The team relies on sponsors and donations to keep themselves afloat. Luckily, its director is Gagnon, who also happens to be the director for Défi sportif AlterGo, which prides itself on helping athletes with disabilities compete in sports.

Gagnon is able to use his connections with Défi sportif to get sponsors for the Pirates. Donations are also regularly accepted to contribute to the team’s operating budget.

“I know donors are very present and it’s a good thing that we have because obviously we know the parents have medical appointments and everything so that’s another financial aspect that can be hard sometimes,” Montpetit said.

With the team’s inter-provincial play, the financial aspect of running a team can be difficult. However, it isn’t something that most parents are concerned about.

“There’s willingness among the parents to help and pay what we need to pay to keep it going. If you ask any parent here, if they say registration is going to go up 100 bucks, they’re all going to say no problem,” Kyriakakis said. “The options for our kids are limited because of their disability so, we take what we can.”

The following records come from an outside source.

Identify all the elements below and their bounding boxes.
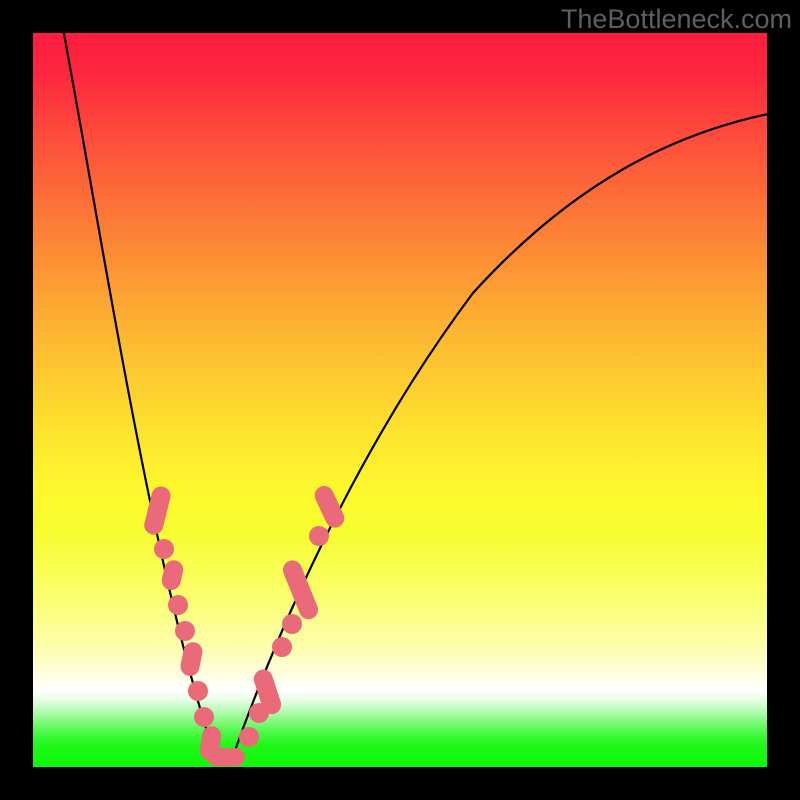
chart-stage: TheBottleneck.com: [0, 0, 800, 800]
bottleneck-curve-svg: [33, 33, 767, 767]
plot-area: [33, 33, 767, 767]
bottleneck-curve: [62, 33, 767, 756]
watermark: TheBottleneck.com: [561, 4, 792, 35]
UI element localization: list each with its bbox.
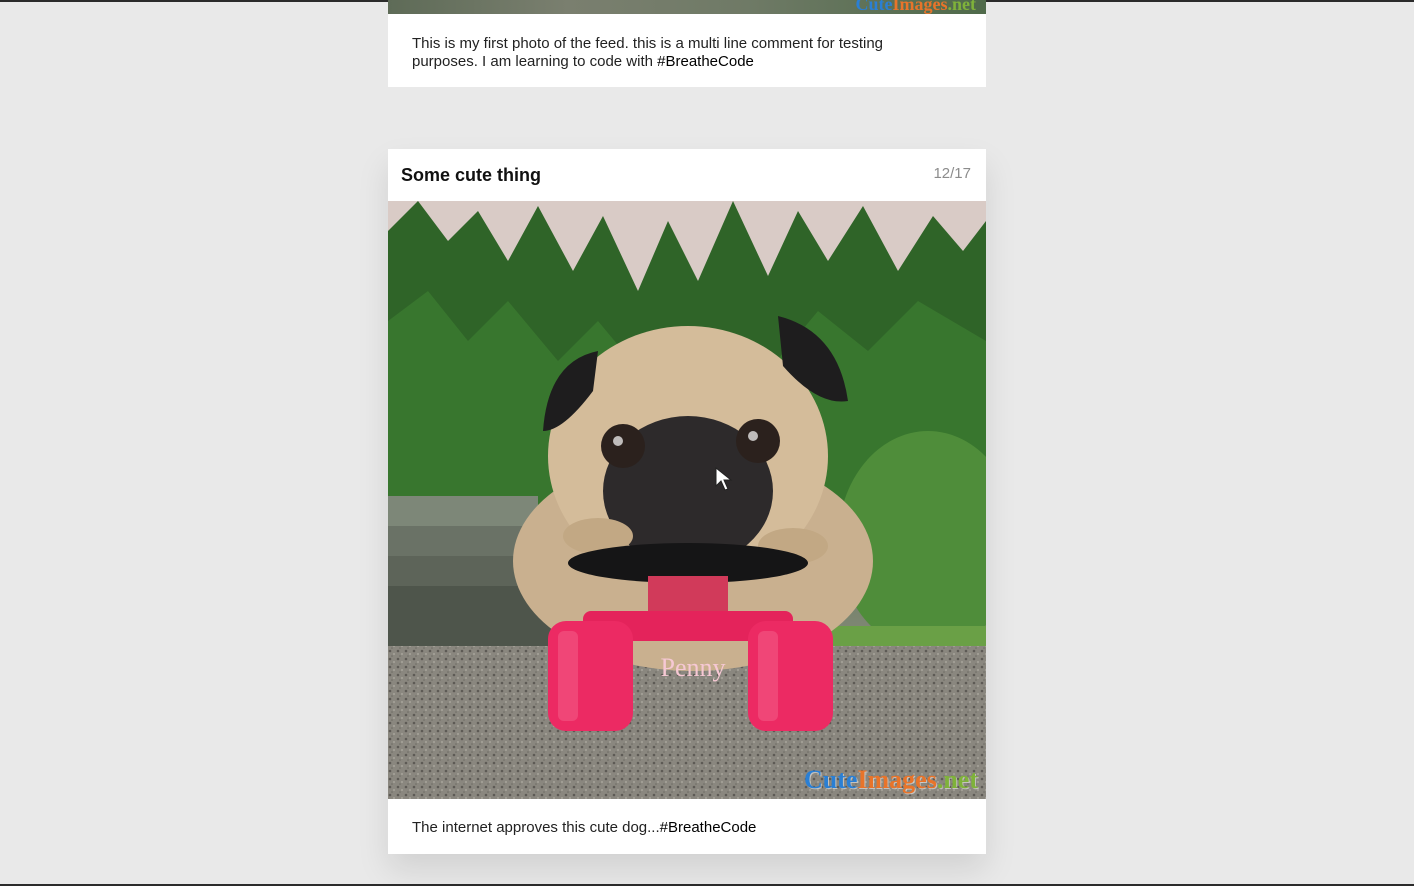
pug-skateboard-illustration: Penny xyxy=(388,201,986,799)
caption-text: This is my first photo of the feed. this… xyxy=(412,35,884,70)
feed-post-2: Some cute thing 12/17 Penny CuteImages.n… xyxy=(388,149,986,854)
post-caption: The internet approves this cute dog...#B… xyxy=(412,819,946,837)
post-counter: 12/17 xyxy=(933,165,971,182)
feed-post-1: CuteImages.net This is my first photo of… xyxy=(388,0,986,87)
hashtag-link[interactable]: #BreatheCode xyxy=(660,819,757,836)
skateboard-brand-label: Penny xyxy=(661,653,726,682)
post-photo[interactable]: CuteImages.net xyxy=(388,0,986,14)
image-watermark: CuteImages.net xyxy=(803,765,978,794)
post-title: Some cute thing xyxy=(401,165,542,185)
post-photo[interactable]: Penny CuteImages.net xyxy=(388,201,986,799)
post-caption: This is my first photo of the feed. this… xyxy=(412,35,946,71)
post-header: Some cute thing 12/17 xyxy=(388,149,986,201)
hashtag-link[interactable]: #BreatheCode xyxy=(657,53,754,70)
caption-text: The internet approves this cute dog... xyxy=(412,819,660,836)
image-watermark: CuteImages.net xyxy=(855,0,977,14)
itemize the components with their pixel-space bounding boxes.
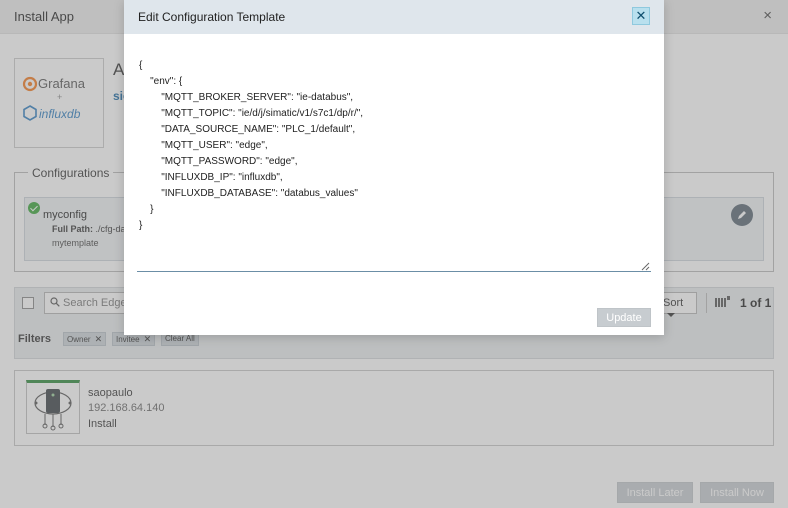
modal-title: Edit Configuration Template (138, 10, 286, 24)
edit-configuration-template-modal: Edit Configuration Template ✕ { "env": {… (124, 0, 664, 335)
resize-grip-icon[interactable] (641, 262, 650, 271)
close-icon[interactable]: ✕ (632, 7, 650, 25)
update-button[interactable]: Update (597, 308, 651, 327)
template-json-editor[interactable]: { "env": { "MQTT_BROKER_SERVER": "ie-dat… (137, 50, 651, 272)
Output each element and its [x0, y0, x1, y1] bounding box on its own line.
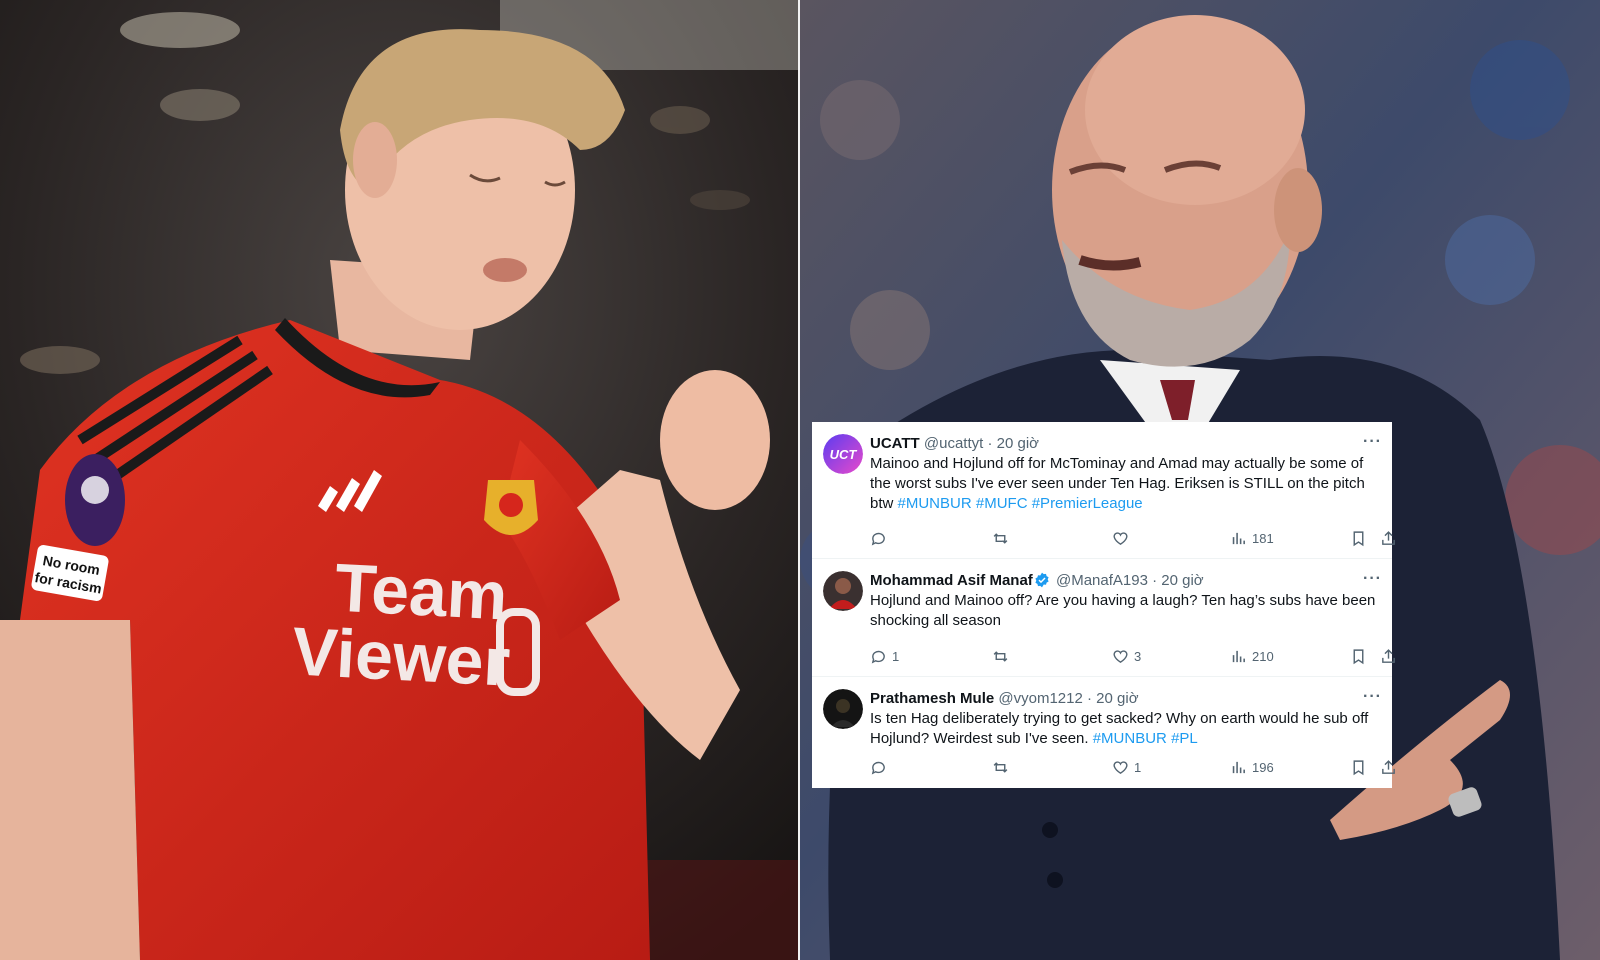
ucatt-logo-icon[interactable]: UCT [823, 434, 863, 474]
separator-dot: · [1087, 690, 1092, 707]
tweet-actions: 181 [870, 529, 1395, 547]
retweet-arrows-icon [993, 650, 1008, 662]
jersey-sponsor-line2: Viewer [290, 613, 512, 700]
heart-icon [1113, 531, 1128, 545]
bookmark-button[interactable] [1350, 529, 1367, 547]
like-count: 3 [1134, 648, 1142, 664]
tweet-header: UCATT @ucattyt · 20 giờ [870, 434, 1362, 453]
share-upload-icon [1382, 759, 1395, 774]
author-handle[interactable]: @ucattyt [924, 435, 983, 452]
author-name[interactable]: UCATT [870, 435, 920, 452]
views-bars-icon [1232, 761, 1245, 773]
reply-button[interactable] [870, 758, 892, 776]
hashtag-link[interactable]: #PL [1171, 730, 1198, 747]
view-count: 181 [1252, 530, 1274, 546]
tweet-header: Prathamesh Mule @vyom1212 · 20 giờ [870, 689, 1362, 708]
verified-badge-icon [1035, 572, 1049, 588]
author-name[interactable]: Prathamesh Mule [870, 690, 994, 707]
more-dots-icon[interactable]: ··· [1363, 434, 1382, 450]
tweet-actions: 1 196 [870, 758, 1395, 776]
tweet-card[interactable]: UCT UCATT @ucattyt · 20 giờ ··· Mainoo a… [812, 422, 1395, 559]
share-button[interactable] [1380, 529, 1397, 547]
retweet-arrows-icon [993, 761, 1008, 773]
more-dots-icon[interactable]: ··· [1363, 689, 1382, 705]
retweet-button[interactable] [992, 529, 1014, 547]
views-bars-icon [1232, 532, 1245, 544]
share-upload-icon [1382, 648, 1395, 663]
bookmark-icon [1353, 759, 1364, 775]
author-handle[interactable]: @vyom1212 [998, 690, 1082, 707]
tweet-time[interactable]: 20 giờ [1096, 690, 1138, 707]
separator-dot: · [987, 435, 993, 452]
views-button[interactable]: 196 [1230, 758, 1274, 776]
bookmark-icon [1353, 648, 1364, 664]
tweets-screenshot-panel: UCT UCATT @ucattyt · 20 giờ ··· Mainoo a… [812, 422, 1395, 788]
tweet-text: Is ten Hag deliberately trying to get sa… [870, 709, 1378, 749]
tweet-time[interactable]: 20 giờ [1161, 572, 1203, 589]
tweet-time[interactable]: 20 giờ [997, 435, 1039, 452]
tweet-actions: 1 3 210 [870, 647, 1395, 665]
tweet-card[interactable]: Mohammad Asif Manaf @ManafA193 · 20 giờ … [812, 559, 1395, 677]
more-dots-icon[interactable]: ··· [1363, 571, 1382, 587]
reply-bubble-icon [871, 532, 885, 545]
hashtag-link[interactable]: #MUNBUR [1093, 730, 1167, 747]
avatar-text: UCT [830, 447, 858, 462]
tweet-card[interactable]: Prathamesh Mule @vyom1212 · 20 giờ ··· I… [812, 677, 1395, 788]
view-count: 196 [1252, 759, 1274, 775]
retweet-button[interactable] [992, 647, 1014, 665]
views-button[interactable]: 210 [1230, 647, 1274, 665]
share-upload-icon [1382, 530, 1395, 545]
user-photo-icon[interactable] [823, 689, 863, 729]
hashtag-link[interactable]: #MUNBUR [898, 495, 972, 512]
share-button[interactable] [1380, 647, 1397, 665]
player-illustration: No room for racism Team Viewer [0, 0, 798, 960]
views-bars-icon [1232, 650, 1245, 662]
tweet-text: Mainoo and Hojlund off for McTominay and… [870, 454, 1378, 514]
user-photo-icon[interactable] [823, 571, 863, 611]
like-count: 1 [1134, 759, 1142, 775]
bookmark-button[interactable] [1350, 647, 1367, 665]
left-player-photo: No room for racism Team Viewer [0, 0, 798, 960]
tweet-header: Mohammad Asif Manaf @ManafA193 · 20 giờ [870, 571, 1362, 590]
league-badge [65, 454, 125, 546]
tweet-body: Hojlund and Mainoo off? Are you having a… [870, 592, 1376, 629]
retweet-arrows-icon [993, 532, 1008, 544]
reply-bubble-icon [871, 650, 885, 663]
retweet-button[interactable] [992, 758, 1014, 776]
reply-count: 1 [892, 648, 900, 664]
heart-icon [1113, 760, 1128, 774]
reply-button[interactable]: 1 [870, 647, 899, 665]
heart-icon [1113, 649, 1128, 663]
tweet-text: Hojlund and Mainoo off? Are you having a… [870, 591, 1378, 631]
share-button[interactable] [1380, 758, 1397, 776]
reply-bubble-icon [871, 761, 885, 774]
like-button[interactable]: 1 [1112, 758, 1141, 776]
like-button[interactable] [1112, 529, 1134, 547]
separator-dot: · [1152, 572, 1158, 589]
bookmark-icon [1353, 530, 1364, 546]
author-name[interactable]: Mohammad Asif Manaf [870, 572, 1033, 589]
hashtag-link[interactable]: #PremierLeague [1032, 495, 1143, 512]
like-button[interactable]: 3 [1112, 647, 1141, 665]
view-count: 210 [1252, 648, 1274, 664]
author-handle[interactable]: @ManafA193 [1056, 572, 1148, 589]
views-button[interactable]: 181 [1230, 529, 1274, 547]
club-crest [484, 480, 538, 535]
hashtag-link[interactable]: #MUFC [976, 495, 1028, 512]
reply-button[interactable] [870, 529, 892, 547]
bookmark-button[interactable] [1350, 758, 1367, 776]
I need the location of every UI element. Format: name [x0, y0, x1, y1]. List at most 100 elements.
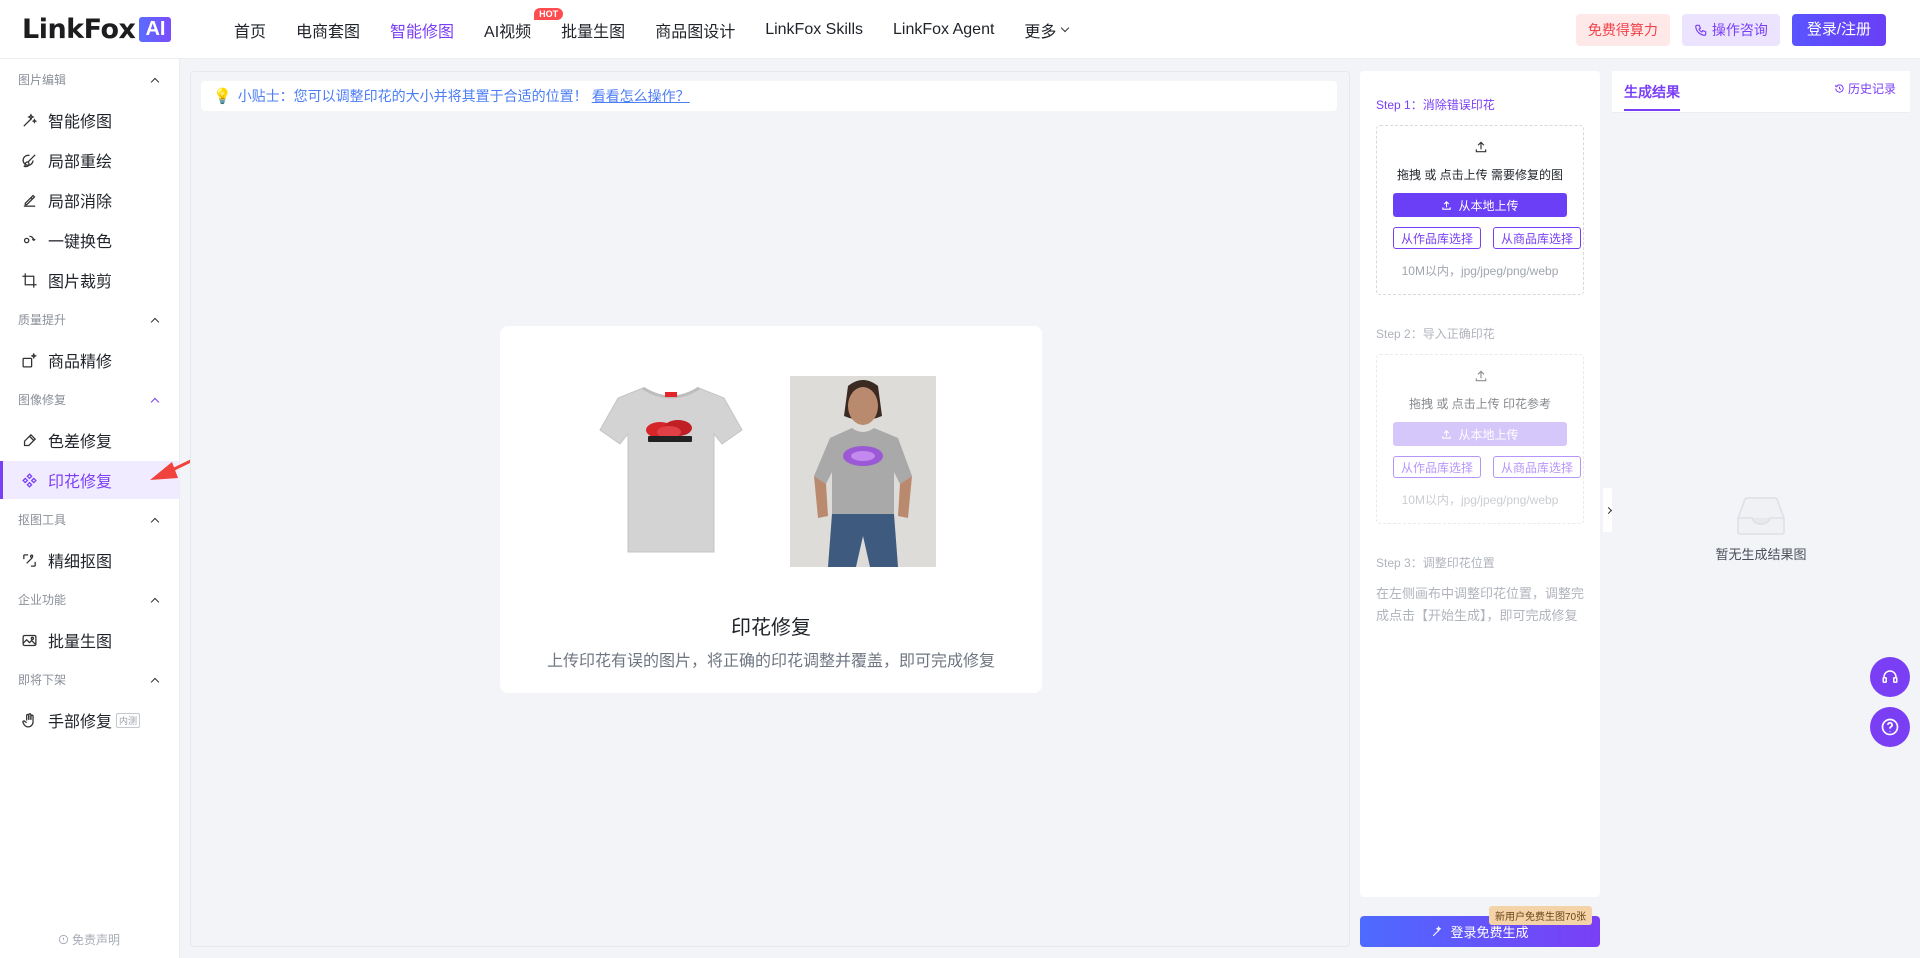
magic-wand-icon [20, 111, 38, 129]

The kids are not the first, and they definitely will not be the last to practice and play with the Pirates. With the encouragement from the staff, parents, and each other, the Pirates junior squad will continue to live on and provide the opportunity for every kid to enjoy playing hockey.

“It’s a sentimental belonging. It’s having their own hockey jersey like their big brother or little brother who plays hockey,” Gagnon said. “It’s like ‘me too, I play hockey, me too, I won a medal.’ It’s the same thing as hockey, except there isn’t a rivalry with the players, it’s really fun.”